Movie Review A Town Called Panic (2009)

Zeitgest Films
A scene from the film “A Town Called Panic,”
which uses toys and stop-motion animation.
“A Town Called Panic” is an adventure story as fast-paced and exciting as any currently in theaters. The fact that it stars a dashing plastic horse and his excitable wards, a plastic cowboy and Indian, only makes it that much better.
Directed by the Belgian animators Stéphane Aubier and Vincent Patar, “A Town Called Panic” (the original title is “Panique au Village”) is an extension of a cult-favorite television show, and before that a series of short films, which first took shape when the collaborators were in art school in the 1980s. For American audiences the use of toy figures and stop-motion animation might call to mind the Cartoon Network show “Robot Chicken.” But Mr. Aubier and Mr. Patar are up to much more than pop-culture parody, though they do their share of that.
Throughout, they’ve been constructing their own world, an absurdist, chaotic version of the pastoral European countryside — la France profonde meets Buster Keaton — with its own freewheeling logic. The film’s humor, simultaneously giddy and satirical, is reminiscent of “South Park” and the “Wallace & Gromit” movies, but it’s less pointed, more poetic. Michel Gondry’s dreamscapes come to mind, as well as the silent thrillers of Louis Feuillade.

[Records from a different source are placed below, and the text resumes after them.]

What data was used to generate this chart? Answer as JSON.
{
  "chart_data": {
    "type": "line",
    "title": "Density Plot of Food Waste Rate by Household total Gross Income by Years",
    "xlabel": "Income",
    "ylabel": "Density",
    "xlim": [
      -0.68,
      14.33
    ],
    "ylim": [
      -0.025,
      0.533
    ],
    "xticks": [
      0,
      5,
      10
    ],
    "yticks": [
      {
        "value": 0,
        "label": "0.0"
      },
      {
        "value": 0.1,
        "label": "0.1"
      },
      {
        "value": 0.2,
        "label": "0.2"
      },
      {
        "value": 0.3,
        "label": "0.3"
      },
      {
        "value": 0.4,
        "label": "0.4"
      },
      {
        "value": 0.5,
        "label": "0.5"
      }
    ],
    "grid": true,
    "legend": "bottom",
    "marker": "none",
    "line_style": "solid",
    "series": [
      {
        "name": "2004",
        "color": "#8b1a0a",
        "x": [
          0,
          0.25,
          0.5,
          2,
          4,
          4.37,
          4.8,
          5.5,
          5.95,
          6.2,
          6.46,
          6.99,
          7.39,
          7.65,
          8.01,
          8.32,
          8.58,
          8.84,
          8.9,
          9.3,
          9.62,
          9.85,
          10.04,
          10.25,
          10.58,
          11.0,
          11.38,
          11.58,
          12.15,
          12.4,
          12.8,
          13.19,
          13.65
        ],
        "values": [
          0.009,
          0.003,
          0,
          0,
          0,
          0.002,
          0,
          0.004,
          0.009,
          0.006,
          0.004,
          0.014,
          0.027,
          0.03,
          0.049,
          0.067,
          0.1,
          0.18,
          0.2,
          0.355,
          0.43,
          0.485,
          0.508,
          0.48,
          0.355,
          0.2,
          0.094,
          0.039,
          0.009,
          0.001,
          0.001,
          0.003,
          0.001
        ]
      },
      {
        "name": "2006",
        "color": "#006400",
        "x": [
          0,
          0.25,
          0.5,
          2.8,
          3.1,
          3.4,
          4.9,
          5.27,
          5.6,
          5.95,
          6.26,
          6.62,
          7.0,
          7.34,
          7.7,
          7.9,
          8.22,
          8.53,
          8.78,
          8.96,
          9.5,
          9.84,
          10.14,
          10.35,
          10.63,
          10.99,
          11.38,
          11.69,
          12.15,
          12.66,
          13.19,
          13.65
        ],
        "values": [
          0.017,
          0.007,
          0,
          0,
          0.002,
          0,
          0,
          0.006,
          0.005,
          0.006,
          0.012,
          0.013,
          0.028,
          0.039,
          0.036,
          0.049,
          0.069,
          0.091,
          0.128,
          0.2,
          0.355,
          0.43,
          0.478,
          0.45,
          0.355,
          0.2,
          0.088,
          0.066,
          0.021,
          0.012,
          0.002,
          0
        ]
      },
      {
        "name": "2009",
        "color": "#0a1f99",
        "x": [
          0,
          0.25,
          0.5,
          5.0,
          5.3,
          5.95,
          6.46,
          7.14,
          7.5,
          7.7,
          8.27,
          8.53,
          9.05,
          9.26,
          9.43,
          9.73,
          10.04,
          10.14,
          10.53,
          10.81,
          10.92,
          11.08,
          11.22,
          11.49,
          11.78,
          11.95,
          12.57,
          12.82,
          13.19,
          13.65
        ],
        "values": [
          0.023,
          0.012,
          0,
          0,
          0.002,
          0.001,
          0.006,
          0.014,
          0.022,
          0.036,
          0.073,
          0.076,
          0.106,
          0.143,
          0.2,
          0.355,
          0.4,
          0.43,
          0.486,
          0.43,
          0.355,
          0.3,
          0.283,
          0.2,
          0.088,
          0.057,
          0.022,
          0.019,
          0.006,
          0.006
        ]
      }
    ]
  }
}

After an opening scene in which we witness the morning rituals at the home of Horse, Cowboy and Indian — which include Horse taking a shower and using the toilet — the utterly silly but meticulously worked-out plot of “A Town Called Panic” gets under way. Having forgotten to buy Horse a birthday present, Cowboy and Indian decide to build him the barbecue pit he’s been wanting. They need bricks, so they order them from an online brick seller. A key gets stuck and instead of 50 bricks, they take delivery of 50 million.